Analysis by Quilter indicates that the proportion of parents investing in the stock market when setting money aside on behalf of children has dropped dramatically since the switch from Child Trust Funds (CTF) to Junior ISAs (JISA).Quilter’s analysis shows that CTFs were more than twice as likely to be invested in the stock market.

Since their introduction, less than a third of payments into JISA accounts have been into stocks and shares, with most accounts held in cash.

In contrast, around 83 per cent of CTFs are held in stocks and shares, offering potential for stronger long-term growth prospects than cash savings.

Before CTFs were discontinued for newborn children, a total of 50 per cent of all accounts were opened by parents in ‘Stakeholder’ investments.

A further 28 per cent were allocated to investment accounts by HMRC, with 4 per cent of parents choosing to invest through non-stakeholder investment products.

Just 17 per cent of parents chose to open a cash account.

Quilter is today warning that the drop in investment rates risks young people not obtaining the best possible return on money set aside for them.

Rachael Griffin, financial planning expert at Quilter, says:

“This significant fall in investment rates in young people’s savings can be explained by a variety of factors.

“Providers of CTFs were required to offer a stocks and shares option alongside a cash offering.

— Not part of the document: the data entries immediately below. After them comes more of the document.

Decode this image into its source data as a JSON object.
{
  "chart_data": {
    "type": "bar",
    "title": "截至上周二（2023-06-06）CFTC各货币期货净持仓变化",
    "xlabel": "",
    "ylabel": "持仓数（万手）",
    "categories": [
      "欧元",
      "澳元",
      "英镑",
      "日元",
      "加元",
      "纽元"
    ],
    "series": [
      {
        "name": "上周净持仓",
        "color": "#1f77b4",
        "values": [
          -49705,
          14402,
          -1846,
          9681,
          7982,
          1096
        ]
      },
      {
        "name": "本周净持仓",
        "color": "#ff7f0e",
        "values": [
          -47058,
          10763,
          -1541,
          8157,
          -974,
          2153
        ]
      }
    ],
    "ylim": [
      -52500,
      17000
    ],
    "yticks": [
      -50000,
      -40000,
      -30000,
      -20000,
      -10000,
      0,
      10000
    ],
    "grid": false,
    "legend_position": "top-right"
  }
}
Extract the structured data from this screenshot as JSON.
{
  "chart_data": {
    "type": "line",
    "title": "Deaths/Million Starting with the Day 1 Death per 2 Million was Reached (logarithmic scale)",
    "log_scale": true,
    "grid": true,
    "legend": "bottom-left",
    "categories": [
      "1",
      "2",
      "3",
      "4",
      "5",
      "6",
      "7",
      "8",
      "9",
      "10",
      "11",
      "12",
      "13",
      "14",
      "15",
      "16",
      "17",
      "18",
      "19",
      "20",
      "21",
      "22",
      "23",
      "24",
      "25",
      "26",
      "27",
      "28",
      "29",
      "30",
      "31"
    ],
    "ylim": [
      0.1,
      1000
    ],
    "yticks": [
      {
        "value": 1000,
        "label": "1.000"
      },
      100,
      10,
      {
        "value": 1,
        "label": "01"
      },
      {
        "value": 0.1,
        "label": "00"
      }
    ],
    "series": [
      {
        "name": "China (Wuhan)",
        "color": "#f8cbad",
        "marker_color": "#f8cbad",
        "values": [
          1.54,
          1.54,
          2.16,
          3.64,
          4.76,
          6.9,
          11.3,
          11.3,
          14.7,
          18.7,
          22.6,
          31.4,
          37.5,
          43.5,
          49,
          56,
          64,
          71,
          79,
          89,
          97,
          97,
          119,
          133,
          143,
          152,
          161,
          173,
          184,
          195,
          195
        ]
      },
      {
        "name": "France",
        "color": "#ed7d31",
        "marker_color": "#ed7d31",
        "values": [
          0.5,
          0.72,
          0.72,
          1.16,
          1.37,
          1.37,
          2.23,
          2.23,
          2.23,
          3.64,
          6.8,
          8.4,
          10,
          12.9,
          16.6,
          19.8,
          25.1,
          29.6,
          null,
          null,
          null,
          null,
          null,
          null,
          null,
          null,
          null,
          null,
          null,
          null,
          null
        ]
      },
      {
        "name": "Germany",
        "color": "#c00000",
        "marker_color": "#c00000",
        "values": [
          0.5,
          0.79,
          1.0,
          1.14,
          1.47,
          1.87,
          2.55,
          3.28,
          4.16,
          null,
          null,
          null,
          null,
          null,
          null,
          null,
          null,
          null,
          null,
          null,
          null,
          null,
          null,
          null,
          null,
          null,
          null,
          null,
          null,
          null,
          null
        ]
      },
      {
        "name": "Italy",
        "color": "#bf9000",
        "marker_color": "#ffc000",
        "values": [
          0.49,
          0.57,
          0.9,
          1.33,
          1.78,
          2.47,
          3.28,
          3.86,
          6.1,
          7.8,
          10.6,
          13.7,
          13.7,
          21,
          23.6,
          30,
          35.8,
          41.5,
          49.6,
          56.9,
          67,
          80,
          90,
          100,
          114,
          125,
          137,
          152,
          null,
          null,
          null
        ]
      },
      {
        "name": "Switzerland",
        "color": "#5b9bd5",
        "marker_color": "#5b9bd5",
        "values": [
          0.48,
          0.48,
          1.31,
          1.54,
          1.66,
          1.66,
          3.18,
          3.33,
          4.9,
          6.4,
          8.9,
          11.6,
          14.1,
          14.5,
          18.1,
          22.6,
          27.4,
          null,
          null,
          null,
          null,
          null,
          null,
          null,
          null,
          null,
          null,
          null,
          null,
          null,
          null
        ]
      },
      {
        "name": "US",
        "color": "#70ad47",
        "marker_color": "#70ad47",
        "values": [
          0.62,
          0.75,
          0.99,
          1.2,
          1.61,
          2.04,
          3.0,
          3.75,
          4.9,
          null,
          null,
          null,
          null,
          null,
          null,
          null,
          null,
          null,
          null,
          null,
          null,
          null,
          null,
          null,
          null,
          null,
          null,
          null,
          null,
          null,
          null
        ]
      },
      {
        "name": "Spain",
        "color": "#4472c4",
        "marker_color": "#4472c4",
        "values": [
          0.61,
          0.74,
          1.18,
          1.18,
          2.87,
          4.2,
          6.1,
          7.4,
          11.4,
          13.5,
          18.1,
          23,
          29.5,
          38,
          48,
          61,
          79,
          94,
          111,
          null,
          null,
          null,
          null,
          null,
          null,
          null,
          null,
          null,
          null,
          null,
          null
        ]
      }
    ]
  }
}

In addition, parents were nudged toward long-term investing by literature and tips supplied by government.

“Finally, where CTF vouchers were not allocated by parents, they were automatically put into investment accounts by HMRC. These were known as Revenue Allocated Accounts (RAAA) but even when their impact is excluded, we can still see that over half (54 per cent) of parents actively chose an investment account.

“Parents opening a CTF were guided toward stocks and shares by government advice that markets could normally be expected to outperform cash over the long-term. Research shows savings and investment plans for children tend to be opened in the early years of their life and the nature of CTFs and JISAs also means that we can be sure the money is locked-up until at least age 18, so they will normally be a long-term investment. 

“The nudge toward long-term investing was powerful with CTFs, but that seems to have waned with JISAs. Government, schools and families should look at promoting long-term investment benefits to young people, especially in such a low interest rate environment where returns on cash are weak.”